The client-side in the Web Role MVC app is very simple and the only extra work we need to do is to figure out the IP Address and Port that we need to connect to MongoDb using which are setup for us by Azure. The RoleEnvironment lets us get to this and I believe (but could be wrong so don’t quote me) that the App Fabric part of Azure handles the communication between roles to pass this information. Once we have it we can create our connection to MongoDb as normal and save NoSQL JSON documents to our hearts content …

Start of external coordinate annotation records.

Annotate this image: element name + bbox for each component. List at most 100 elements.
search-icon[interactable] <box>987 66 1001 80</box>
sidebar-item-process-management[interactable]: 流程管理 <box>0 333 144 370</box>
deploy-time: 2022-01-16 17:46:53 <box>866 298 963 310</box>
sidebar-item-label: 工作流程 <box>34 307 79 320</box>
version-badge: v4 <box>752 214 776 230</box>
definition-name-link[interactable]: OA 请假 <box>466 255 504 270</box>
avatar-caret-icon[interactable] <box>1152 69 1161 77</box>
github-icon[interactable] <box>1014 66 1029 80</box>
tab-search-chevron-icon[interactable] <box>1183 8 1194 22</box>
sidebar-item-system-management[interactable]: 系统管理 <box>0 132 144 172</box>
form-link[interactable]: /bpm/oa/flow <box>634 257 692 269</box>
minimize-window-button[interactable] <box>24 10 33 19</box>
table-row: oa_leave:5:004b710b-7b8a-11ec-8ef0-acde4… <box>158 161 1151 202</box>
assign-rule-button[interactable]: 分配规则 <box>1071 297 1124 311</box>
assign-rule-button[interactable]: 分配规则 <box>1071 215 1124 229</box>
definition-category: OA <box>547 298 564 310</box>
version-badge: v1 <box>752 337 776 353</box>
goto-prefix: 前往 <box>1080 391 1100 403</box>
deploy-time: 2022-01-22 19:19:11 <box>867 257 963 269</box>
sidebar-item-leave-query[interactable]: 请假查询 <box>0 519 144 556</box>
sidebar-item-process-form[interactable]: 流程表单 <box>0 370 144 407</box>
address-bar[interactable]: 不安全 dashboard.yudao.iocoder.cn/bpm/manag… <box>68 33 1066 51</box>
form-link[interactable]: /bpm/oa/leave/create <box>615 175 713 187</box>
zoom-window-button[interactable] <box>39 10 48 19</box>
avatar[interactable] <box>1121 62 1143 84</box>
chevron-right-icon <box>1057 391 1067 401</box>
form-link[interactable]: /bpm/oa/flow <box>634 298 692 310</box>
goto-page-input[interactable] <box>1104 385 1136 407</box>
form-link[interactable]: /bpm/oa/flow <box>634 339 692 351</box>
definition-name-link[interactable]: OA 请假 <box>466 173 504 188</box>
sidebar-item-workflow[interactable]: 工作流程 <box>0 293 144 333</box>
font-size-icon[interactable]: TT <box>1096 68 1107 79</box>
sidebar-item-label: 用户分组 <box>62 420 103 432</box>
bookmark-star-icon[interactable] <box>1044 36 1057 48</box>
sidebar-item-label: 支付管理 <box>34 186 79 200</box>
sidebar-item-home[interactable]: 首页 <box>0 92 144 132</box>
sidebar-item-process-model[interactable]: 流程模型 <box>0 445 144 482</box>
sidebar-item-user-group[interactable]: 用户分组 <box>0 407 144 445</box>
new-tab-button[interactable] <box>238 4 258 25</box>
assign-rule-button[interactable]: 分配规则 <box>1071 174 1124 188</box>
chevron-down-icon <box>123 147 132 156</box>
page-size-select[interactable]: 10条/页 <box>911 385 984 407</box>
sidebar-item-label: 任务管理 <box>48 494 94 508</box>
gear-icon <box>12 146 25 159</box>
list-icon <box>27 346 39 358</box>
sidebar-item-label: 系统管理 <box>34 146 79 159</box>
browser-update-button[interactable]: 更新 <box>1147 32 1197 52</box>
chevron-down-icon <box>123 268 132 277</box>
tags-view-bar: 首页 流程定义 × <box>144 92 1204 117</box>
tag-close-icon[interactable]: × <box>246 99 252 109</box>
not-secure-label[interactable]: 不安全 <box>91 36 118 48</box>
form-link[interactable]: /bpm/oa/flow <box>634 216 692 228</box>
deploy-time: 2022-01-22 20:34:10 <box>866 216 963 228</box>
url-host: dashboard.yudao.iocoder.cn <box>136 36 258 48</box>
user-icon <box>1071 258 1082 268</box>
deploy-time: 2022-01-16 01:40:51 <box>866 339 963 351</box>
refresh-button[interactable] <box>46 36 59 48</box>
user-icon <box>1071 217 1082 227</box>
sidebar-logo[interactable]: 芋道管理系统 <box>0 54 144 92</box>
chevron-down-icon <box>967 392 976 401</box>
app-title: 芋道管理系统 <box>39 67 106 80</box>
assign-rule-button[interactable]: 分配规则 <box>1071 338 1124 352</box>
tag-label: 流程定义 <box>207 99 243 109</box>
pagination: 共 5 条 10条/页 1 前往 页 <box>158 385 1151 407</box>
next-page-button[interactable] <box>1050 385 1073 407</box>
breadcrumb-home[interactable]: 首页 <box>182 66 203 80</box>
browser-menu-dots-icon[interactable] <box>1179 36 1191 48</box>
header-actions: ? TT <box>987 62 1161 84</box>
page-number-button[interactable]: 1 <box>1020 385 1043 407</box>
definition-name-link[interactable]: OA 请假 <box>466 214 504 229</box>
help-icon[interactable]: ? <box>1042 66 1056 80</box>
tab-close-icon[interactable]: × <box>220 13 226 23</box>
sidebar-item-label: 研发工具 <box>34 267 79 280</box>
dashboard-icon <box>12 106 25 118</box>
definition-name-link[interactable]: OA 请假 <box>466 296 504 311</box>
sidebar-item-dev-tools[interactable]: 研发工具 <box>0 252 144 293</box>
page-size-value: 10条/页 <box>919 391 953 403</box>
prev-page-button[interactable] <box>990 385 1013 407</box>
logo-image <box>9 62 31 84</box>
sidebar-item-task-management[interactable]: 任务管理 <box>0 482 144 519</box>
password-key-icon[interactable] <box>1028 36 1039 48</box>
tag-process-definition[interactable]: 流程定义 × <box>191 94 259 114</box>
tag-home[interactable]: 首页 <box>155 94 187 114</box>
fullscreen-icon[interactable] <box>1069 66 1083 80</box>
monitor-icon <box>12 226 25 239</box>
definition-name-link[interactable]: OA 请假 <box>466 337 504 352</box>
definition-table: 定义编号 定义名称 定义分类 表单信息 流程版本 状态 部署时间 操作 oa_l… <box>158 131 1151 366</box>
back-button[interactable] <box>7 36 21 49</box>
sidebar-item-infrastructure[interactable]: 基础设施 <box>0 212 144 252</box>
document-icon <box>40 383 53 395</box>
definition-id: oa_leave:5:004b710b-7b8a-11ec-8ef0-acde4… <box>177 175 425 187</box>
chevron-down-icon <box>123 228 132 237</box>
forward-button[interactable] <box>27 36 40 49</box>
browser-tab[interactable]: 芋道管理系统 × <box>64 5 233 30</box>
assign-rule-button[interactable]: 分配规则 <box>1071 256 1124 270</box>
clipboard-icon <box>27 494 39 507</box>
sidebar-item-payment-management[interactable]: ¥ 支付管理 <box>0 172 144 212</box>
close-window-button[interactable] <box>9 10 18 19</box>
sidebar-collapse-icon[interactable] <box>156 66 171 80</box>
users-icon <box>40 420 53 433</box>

var workerRoles = RoleEnvironment.Roles["WorkerRole1"];
var workerRoleInstance = workerRoles.Instances[0];
RoleInstanceEndpoint ep = workerRoleInstance.InstanceEndpoints["MongoDbEndpoint"];

string connectionString = string.Format("Server={0}:{1}", ep.IPEndpoint.Address, ep.IPEndpoint.Port);

var mongo = new Mongo(connectionString);
mongo.Connect();
var db = mongo.GetDatabase("notes");

I hope you find this useful. I’ll try and add some extra notes to explain the code and the thinking behind it in more detail and will post some follow ups to cover deploying the app to Azure and what I’ve learned of that process.